Le Brexit va-t-il couper les ailes au dynamisme de Londres ? La mégapole va forcément perdre en attrait avec d’inévitables répercussions pour son économie florissante.
Hors de l’UE, Londres ne pourra plus prétendre à œuvrer comme porte d’entrée des entreprises américaines ou asiatiques sur le marché unique européen. «Certaines entreprises qui voient en Londres une plate-forme pour desservir le marché européen intégré vont déplacer au moins une partie de leur siège dans d’autres villes de l’UE», prédit ainsi Greg Clark, spécialiste en développement des villes au think tank Brookings Institute.
Une première banque, l’américaine JPMorgan qui emploie 16 000 personnes au Royaume-Uni, a fait savoir dès vendredi qu’elle pourrait déplacer des emplois hors du pays.
Selon l’agence de notation Standard and Poor’s, un cinquième de l’activité bancaire mondiale est réalisée à Londres. Une hémorragie de banquiers toucherait la ville de plein fouet : le secteur financier y fournit un emploi sur trois, soit 1,25 million de postes. Les services dans leur ensemble représentent 85% des emplois, ayant complètement supplanté l’industrie manufacturière qui a longtemps fait la force de la métropole. «Il est essentiel que nous restions partie prenante du marché unique», a enjoint le maire travailliste de Londres, Sadiq Khan, plaidant pour que sa ville ait voix au chapitre pendant les négociations avec l’UE sur les modalités de sortie.
Partie comme un gag mais révélatrice d’inquiétudes profondes, samedi soir une pétition pour un «Lexit» qui consacrerait l’indépendance de la capitale avait recueilli plus de 140 000 signatures. Malgré ces inquiétudes, Greg Clark de Brookings juge néanmoins probable qu’au final, «le nombre net d’emplois perdus ne soit pas énorme, parce que les entreprises vont se réorganiser plutôt que partir complètement», et de toute façon «Londres restera un bon endroit pour desservir les marchés mondiaux».

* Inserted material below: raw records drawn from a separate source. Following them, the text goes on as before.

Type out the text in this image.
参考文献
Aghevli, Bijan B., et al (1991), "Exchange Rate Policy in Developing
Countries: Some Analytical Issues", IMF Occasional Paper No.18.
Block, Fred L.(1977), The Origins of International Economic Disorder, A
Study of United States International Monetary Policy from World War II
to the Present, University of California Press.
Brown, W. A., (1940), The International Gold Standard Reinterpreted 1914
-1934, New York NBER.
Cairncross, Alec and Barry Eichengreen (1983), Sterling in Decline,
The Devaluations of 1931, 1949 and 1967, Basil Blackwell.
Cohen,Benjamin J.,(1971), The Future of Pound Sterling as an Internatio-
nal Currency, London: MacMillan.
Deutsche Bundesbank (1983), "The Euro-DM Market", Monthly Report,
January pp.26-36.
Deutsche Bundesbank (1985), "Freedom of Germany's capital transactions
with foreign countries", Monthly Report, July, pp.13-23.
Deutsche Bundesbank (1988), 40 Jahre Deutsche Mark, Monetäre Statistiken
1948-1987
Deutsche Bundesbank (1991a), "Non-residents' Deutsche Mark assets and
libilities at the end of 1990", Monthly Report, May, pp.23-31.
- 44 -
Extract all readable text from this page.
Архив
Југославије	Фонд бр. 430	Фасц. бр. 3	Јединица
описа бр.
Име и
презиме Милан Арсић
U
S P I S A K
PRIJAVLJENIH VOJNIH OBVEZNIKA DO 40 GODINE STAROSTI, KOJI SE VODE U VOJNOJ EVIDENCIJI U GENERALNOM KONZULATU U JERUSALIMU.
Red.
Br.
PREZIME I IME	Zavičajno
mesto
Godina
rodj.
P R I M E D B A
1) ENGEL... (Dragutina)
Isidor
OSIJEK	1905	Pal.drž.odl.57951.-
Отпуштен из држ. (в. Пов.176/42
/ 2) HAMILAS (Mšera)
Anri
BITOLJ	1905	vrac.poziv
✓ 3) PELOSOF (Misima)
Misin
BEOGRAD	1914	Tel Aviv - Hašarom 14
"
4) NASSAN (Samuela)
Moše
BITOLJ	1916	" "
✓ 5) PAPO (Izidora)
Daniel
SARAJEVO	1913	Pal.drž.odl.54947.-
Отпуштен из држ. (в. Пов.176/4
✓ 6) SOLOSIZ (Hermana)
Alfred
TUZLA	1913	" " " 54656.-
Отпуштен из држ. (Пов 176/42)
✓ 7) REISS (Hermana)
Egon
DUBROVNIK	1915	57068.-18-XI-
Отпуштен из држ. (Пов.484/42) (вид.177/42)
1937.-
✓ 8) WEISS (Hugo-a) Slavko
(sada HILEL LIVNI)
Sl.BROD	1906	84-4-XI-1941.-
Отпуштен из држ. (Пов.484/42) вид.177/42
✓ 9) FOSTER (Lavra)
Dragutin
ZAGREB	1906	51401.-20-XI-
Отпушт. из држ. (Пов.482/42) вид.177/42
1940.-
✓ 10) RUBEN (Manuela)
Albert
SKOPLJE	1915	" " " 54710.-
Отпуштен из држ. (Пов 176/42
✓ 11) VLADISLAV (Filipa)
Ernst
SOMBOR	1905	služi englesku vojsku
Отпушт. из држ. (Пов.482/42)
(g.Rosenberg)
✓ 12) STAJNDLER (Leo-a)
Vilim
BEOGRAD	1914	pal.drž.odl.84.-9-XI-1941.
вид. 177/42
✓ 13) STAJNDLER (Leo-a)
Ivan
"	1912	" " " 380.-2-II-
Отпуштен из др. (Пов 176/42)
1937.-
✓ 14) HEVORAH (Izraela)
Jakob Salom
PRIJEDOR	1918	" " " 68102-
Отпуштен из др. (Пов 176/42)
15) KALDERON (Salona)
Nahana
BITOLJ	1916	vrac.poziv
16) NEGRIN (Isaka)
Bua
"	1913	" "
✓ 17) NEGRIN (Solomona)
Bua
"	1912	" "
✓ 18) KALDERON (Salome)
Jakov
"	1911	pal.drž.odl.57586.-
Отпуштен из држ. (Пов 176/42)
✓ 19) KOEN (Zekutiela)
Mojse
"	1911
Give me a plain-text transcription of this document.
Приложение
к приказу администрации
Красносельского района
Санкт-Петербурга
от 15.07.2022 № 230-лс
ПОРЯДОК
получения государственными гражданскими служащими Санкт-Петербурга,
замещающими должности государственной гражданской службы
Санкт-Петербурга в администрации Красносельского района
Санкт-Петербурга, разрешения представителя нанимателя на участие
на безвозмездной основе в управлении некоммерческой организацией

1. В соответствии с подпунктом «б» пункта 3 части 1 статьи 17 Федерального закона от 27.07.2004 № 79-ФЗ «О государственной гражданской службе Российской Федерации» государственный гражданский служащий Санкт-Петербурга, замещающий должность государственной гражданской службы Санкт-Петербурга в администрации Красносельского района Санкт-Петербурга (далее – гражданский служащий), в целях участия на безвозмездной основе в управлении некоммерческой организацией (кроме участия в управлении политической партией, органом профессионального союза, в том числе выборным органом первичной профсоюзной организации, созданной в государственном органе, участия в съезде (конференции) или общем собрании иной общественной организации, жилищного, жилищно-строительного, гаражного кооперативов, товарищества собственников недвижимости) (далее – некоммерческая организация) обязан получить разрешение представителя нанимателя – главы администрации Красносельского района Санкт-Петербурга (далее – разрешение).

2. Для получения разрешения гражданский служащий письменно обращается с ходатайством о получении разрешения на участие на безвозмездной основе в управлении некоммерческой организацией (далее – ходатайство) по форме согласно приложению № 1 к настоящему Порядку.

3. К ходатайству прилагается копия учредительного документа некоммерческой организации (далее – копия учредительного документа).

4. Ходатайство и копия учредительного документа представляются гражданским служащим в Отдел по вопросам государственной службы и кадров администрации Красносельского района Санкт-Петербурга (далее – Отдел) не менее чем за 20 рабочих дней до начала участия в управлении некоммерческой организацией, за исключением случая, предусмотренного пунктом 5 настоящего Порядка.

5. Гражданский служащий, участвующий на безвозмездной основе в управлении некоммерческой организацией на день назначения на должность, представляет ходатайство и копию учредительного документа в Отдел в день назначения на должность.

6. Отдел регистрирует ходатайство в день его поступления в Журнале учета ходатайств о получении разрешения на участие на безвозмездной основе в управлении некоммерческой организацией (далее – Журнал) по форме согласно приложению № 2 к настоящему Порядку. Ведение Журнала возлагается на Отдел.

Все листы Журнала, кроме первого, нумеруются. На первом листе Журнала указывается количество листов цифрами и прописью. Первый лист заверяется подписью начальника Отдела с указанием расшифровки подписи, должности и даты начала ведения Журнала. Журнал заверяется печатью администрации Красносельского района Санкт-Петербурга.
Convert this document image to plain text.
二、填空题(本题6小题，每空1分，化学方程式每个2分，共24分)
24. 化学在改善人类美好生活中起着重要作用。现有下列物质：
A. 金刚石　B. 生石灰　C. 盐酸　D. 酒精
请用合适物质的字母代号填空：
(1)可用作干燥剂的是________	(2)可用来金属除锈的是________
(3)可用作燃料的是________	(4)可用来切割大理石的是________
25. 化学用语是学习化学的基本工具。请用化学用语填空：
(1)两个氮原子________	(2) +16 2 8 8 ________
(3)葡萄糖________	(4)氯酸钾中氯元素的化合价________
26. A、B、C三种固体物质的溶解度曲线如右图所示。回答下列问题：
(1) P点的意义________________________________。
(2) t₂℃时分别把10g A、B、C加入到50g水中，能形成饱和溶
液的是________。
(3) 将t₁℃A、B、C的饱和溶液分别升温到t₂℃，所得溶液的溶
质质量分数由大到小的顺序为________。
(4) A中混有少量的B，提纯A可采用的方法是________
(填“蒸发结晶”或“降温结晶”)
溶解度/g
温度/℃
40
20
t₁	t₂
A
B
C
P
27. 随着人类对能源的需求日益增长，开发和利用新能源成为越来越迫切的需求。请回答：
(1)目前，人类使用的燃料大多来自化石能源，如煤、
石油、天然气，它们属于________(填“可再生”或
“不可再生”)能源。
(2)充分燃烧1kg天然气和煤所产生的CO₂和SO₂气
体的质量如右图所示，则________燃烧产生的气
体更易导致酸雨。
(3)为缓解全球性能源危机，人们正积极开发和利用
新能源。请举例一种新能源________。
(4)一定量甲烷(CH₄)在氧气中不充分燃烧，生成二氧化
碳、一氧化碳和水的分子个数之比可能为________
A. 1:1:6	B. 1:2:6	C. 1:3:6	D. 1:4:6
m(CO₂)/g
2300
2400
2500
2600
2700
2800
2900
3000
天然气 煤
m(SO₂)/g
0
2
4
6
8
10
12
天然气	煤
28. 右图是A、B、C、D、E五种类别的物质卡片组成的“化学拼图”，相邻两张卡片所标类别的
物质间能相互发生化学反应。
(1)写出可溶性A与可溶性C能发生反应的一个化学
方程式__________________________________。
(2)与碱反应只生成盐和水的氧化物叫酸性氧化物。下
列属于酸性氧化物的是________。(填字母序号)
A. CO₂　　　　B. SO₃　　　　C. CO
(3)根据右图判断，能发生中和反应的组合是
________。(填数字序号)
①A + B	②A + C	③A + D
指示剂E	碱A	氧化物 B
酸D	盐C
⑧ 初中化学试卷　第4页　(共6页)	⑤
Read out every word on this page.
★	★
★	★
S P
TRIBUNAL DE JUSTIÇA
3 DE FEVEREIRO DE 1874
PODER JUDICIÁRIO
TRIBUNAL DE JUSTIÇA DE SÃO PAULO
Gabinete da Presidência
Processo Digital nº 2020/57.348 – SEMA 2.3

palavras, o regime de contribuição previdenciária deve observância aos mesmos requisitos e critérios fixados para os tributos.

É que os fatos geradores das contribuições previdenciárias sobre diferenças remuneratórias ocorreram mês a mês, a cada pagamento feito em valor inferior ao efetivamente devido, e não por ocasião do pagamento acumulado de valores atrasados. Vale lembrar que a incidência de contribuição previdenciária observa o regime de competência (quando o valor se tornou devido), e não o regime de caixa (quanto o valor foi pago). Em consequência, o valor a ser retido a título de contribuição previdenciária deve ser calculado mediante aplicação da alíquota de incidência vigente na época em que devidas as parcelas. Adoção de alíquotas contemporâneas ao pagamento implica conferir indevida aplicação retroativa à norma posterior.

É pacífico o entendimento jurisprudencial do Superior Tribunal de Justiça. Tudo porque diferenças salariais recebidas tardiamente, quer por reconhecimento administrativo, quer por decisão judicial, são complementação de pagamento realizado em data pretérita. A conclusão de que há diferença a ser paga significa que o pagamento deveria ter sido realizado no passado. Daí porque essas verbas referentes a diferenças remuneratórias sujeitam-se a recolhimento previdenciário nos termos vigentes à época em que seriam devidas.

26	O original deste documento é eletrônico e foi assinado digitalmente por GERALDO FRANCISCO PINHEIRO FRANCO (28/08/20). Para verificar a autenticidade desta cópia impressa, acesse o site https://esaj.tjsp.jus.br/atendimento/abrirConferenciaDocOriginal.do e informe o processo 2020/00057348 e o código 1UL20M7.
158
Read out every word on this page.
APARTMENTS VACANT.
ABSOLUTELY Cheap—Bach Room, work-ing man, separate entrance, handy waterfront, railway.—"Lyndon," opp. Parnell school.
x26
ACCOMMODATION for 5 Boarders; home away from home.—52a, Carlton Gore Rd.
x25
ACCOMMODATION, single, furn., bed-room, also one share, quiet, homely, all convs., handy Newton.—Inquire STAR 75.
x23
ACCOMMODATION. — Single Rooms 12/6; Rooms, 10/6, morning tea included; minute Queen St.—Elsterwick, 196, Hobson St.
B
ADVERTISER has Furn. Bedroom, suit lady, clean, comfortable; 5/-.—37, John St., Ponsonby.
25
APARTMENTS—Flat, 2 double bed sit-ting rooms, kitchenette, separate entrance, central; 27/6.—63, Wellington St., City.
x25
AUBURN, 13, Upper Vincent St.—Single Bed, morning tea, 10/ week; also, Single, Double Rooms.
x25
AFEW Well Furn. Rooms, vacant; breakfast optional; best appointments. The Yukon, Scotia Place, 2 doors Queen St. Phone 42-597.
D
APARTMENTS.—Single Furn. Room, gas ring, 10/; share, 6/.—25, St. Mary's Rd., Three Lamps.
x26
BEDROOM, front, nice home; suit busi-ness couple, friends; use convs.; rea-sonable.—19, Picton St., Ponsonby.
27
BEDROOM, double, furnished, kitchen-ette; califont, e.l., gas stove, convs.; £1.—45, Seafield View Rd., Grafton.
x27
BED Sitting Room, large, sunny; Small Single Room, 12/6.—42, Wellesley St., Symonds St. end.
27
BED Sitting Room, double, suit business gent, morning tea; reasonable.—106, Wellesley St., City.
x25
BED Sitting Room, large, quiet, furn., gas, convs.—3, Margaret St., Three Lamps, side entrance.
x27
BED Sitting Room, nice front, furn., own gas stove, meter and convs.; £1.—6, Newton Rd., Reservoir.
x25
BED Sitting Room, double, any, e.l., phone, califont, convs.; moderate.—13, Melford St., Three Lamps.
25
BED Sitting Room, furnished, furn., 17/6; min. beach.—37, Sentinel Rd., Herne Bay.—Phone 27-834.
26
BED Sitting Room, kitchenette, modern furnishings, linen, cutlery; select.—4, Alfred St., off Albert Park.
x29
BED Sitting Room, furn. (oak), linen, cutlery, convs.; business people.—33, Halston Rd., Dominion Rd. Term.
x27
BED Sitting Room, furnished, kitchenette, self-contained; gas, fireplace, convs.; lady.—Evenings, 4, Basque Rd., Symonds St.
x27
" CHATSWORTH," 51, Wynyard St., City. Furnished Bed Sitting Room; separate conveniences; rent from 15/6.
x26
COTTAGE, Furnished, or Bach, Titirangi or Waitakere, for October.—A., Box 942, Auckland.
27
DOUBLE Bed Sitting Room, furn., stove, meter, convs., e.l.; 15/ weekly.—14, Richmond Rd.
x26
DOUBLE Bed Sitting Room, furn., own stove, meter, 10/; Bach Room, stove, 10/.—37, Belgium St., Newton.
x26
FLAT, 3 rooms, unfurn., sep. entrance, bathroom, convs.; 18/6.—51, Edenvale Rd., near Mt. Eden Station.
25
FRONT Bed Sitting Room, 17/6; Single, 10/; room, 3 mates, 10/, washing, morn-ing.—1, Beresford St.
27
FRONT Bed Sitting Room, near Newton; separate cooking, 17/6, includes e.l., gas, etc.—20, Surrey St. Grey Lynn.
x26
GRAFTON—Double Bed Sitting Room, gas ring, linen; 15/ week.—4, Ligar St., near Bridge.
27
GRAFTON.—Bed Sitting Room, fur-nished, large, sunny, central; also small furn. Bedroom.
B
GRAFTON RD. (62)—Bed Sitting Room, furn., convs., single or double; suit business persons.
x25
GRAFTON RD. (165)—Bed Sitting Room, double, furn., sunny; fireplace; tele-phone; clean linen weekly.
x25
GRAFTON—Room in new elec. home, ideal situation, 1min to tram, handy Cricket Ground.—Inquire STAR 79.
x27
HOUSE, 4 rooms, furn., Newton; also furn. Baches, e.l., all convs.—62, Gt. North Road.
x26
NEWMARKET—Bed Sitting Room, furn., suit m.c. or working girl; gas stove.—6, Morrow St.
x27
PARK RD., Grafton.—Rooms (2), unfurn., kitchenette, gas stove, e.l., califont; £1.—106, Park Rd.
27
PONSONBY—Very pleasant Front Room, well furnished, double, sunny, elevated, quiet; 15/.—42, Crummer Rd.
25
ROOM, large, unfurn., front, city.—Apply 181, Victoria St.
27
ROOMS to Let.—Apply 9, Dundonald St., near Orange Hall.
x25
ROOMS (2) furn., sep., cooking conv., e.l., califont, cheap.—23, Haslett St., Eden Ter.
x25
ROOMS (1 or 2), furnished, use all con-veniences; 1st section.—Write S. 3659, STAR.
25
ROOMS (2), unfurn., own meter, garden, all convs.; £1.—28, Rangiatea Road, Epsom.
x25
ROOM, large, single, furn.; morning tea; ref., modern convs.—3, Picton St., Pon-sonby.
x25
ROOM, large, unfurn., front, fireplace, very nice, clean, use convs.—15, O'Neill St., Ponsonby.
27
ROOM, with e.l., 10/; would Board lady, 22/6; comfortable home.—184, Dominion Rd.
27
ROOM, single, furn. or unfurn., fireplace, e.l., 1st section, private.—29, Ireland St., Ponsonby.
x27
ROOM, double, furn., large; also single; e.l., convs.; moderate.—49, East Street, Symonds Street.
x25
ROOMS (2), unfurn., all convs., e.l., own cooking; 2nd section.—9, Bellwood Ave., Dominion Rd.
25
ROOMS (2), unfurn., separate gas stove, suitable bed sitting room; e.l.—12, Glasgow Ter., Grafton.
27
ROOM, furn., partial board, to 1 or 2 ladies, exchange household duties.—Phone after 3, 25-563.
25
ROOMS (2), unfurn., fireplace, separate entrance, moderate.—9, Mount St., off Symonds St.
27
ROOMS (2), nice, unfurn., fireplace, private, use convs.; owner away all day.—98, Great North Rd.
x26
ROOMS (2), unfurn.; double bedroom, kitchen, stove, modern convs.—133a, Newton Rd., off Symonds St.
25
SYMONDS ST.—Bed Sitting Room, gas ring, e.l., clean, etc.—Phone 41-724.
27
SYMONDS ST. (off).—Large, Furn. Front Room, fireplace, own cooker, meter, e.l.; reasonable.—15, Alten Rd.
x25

L’immobilier va en faire les frais
La ville, dont le PIB a crû de 3,3% l’an dernier (contre 2,3% pour l’ensemble du pays), a indubitablement des atouts pour cela : on y parle anglais, langue internationale du business, elle est cosmopolite et culturellement riche. L’organisation des Jeux olympiques en 2012, flanquée d’investissements notamment dans les transports, lui a donné un formidable élan.
Mais ses universités réputées continueront-elles à lui fournir le même vivier de main-d’œuvre hautement qualifiée, si les conditions d’accès se compliquent pour les non-Britanniques ? L’université de Londres a assuré vendredi qu’il n’y aurait «aucun impact immédiat» pour les étudiants et enseignants. Mais plus tard ? Personne ne sait.
Si banquiers très bien payés et autres expatriés désertent pour Francfort, Paris ou Dublin, tout un pan de l’économie qui s’appuie sur leur pouvoir d’achat élevé souffrira – des agences immobilières haut de gamme aux écoles privées select. Le premier à en faire les frais pourrait être le secteur de la pierre. L’expérience montre que les chocs externes ont conduit à des baisses de chiffres d’affaires de jusqu’à 20%. Un tel retournement entraînerait une pression à la baisse sur les prix, une bonne nouvelle finalement pour beaucoup d’acheteurs potentiels et locataires, dans une ville où l’immobilier est inabordable et où la valeur des biens grimpe actuellement au rythme de 13% par an.
Dans la série «consolations», Greg Clark fait aussi miroiter un autre avantage potentiel : «Londres pourra constituer une opportunité de se diversifier pour les investisseurs qui voudraient parier contre l’UE, mais profiter quand même des opportunités de croissance de l’Europe», croit-il.
On leur a dit, ils n’ont pas écouté. Maintenant ils ont peur.